Let me start by stating the obvious: Jane Fonda is one of the key screen presences of the 20th Century. As an actress she has a remarkable career arc ranging from her 1960s prostitutes and ingenues to her recent TV appearances as media executive Leona Lansing in The Newsroom, and that includes a taste for characters who undergo ideological awakening (as a woman, as Vietnam-conscious housewife, as working girl). She also had an image befitting an icon. There was always that face, the intense expression, the shadow of her father's features (a touch of The Grapes of Wrath, promising a better future), that mouth, the American teeth and even more american hair, the piercing eyes and the voice, that rich, sultry voice flowing like hot chocolate and bourbon. And the roles to go with that: space heroine, newlywed, writer, army wife, tv reporter, a westerner, a secretary going through a midlife crisis, a psychiatrist who is reluctant to believe in immaculate conception, a drunk ex beauty queen involved in murder. She was political when it was not the done thing for actresses (Angelina Jolie would simply not be possible without Fonda), and she took a stand on thorny issues, she reflected on her body and the way it was used. And used it herself in ways that some women would find opressive or ridiculous. According to some, she made a bit of a fool of herself with those infamous aerobics tapes and a hard-to-explain marriage. Like Carlotta in the musical Follies she is currently the performer who could most deservedly sing Sondheim's anthem "I'm Still Here".

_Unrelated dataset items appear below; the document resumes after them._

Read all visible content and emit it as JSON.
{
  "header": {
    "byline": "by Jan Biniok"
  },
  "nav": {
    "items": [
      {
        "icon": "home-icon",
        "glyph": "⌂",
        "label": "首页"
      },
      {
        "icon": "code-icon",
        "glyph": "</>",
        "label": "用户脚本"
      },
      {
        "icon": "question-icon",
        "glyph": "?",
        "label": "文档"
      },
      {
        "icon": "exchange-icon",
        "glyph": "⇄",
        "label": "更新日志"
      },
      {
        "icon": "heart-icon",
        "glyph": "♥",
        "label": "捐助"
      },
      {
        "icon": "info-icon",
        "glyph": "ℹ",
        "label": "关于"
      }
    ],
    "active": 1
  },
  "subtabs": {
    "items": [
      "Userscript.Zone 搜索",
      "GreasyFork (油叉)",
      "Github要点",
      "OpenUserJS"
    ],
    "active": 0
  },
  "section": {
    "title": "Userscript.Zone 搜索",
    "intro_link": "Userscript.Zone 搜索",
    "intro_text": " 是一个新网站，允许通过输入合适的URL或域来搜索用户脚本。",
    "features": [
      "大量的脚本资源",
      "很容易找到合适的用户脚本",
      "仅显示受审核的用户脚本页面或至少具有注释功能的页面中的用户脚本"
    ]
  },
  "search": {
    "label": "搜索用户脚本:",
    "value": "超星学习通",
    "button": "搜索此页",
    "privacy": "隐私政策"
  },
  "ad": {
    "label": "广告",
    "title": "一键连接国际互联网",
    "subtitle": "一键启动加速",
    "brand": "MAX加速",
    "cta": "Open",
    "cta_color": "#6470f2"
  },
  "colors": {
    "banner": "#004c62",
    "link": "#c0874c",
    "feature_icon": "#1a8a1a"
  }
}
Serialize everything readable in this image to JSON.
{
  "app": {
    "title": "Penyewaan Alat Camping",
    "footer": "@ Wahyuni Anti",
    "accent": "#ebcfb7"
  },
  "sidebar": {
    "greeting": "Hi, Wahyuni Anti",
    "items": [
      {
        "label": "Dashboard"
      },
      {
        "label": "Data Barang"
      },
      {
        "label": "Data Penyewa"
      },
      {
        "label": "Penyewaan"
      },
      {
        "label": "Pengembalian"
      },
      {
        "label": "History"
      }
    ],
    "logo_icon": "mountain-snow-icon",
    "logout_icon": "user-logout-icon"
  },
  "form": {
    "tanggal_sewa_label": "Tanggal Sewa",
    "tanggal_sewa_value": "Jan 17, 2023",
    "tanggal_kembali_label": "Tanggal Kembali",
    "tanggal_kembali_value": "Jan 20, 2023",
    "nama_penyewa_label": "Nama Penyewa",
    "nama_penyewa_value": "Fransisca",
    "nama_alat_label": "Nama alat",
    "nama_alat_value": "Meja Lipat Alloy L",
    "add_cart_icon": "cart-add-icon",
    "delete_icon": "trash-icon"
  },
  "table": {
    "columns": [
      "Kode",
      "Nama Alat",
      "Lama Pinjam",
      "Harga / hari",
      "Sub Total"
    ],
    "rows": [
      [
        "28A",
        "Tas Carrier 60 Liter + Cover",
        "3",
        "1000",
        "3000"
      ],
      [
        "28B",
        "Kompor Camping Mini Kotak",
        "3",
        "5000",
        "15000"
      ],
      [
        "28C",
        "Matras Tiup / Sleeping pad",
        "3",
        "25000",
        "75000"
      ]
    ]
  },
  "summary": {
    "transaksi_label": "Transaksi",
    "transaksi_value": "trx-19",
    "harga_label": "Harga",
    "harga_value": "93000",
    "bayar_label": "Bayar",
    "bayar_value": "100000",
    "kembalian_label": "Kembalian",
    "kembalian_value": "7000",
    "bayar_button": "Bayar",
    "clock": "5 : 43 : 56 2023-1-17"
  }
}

However, let me clarify now that this is not a blog about Jane Fonda, not about the actress, the star or, if we need to postulate something more concrete, even the human being. This is a blog that reads Fonda in terms of what she represents, and focuses on what she means, how she reflects trends, particularly in the cinema of the 1968-1980 period, when she was at her most influential. At its most extreme, the experiment carried out in these pages will consist of something like a leap of faith: let's imagine, provisionally (then again aren't all things provisional) that Jane Fonda stands at the center of the universe and let's think of everything else in the cultural landscape (movies, other performers, notions of sex and feminism, the seventies, Hollywood itself) in terms of its relation to Fonda. In terms of this blog, she is the gravitational force that keeps a number of cultural artifacts (say, Altman, Watergate, Gordon Willis, Meryl Streep, Robert Redford, Aaron Sorkin, Alain Delon, naked bodies, Sondheim's Company or Follies, Brigitte Bardot, Barbara Stanwyck, the Vietnam War, George Cukor, movie prostitutes, A Chorus Line, Communism, Katharine Hepburn, Vilmos Zsigmond, Jean Luc Godard) meaningful in relation to each other. She is a certain spirit of a certain time.
So, this blog will be about many things. Fonda will be the ultimate (but by no means the only), signifier. Expect entries on Fonda's films, sure, but also on musicals or movies she could have starred in, the ones she rejected, the ones made in her glory years, on her competitors and her concerns, on how her body came to represent objectification, then liberation, then aerobics; on the obstacle race of growing older, having a career, having a life, having meaning; on performing one's own life, with the fun, the politics, the awakening and the daddy issues. It will also be about being a performer and assumed to mean something, and will deal with alternative ways to achieve meaning. It will be about a time that can be hypothesized as artistically utopian, basically the Seventies (including Cimino and Malick, disco and Hair), in which certain notions seemed up in the air and on the brink of change and will ask some questions on what became of those dreams. And it will be about a period in which mainstream Hollywood cinema dared to be political, nuanced and daring in its narratives, formally challenging and dared to be questioning, to engage with feminism, to go against the grain, to explore texture and be gorgeous, in fact, a period in which cinema was a bit like Jane Fonda.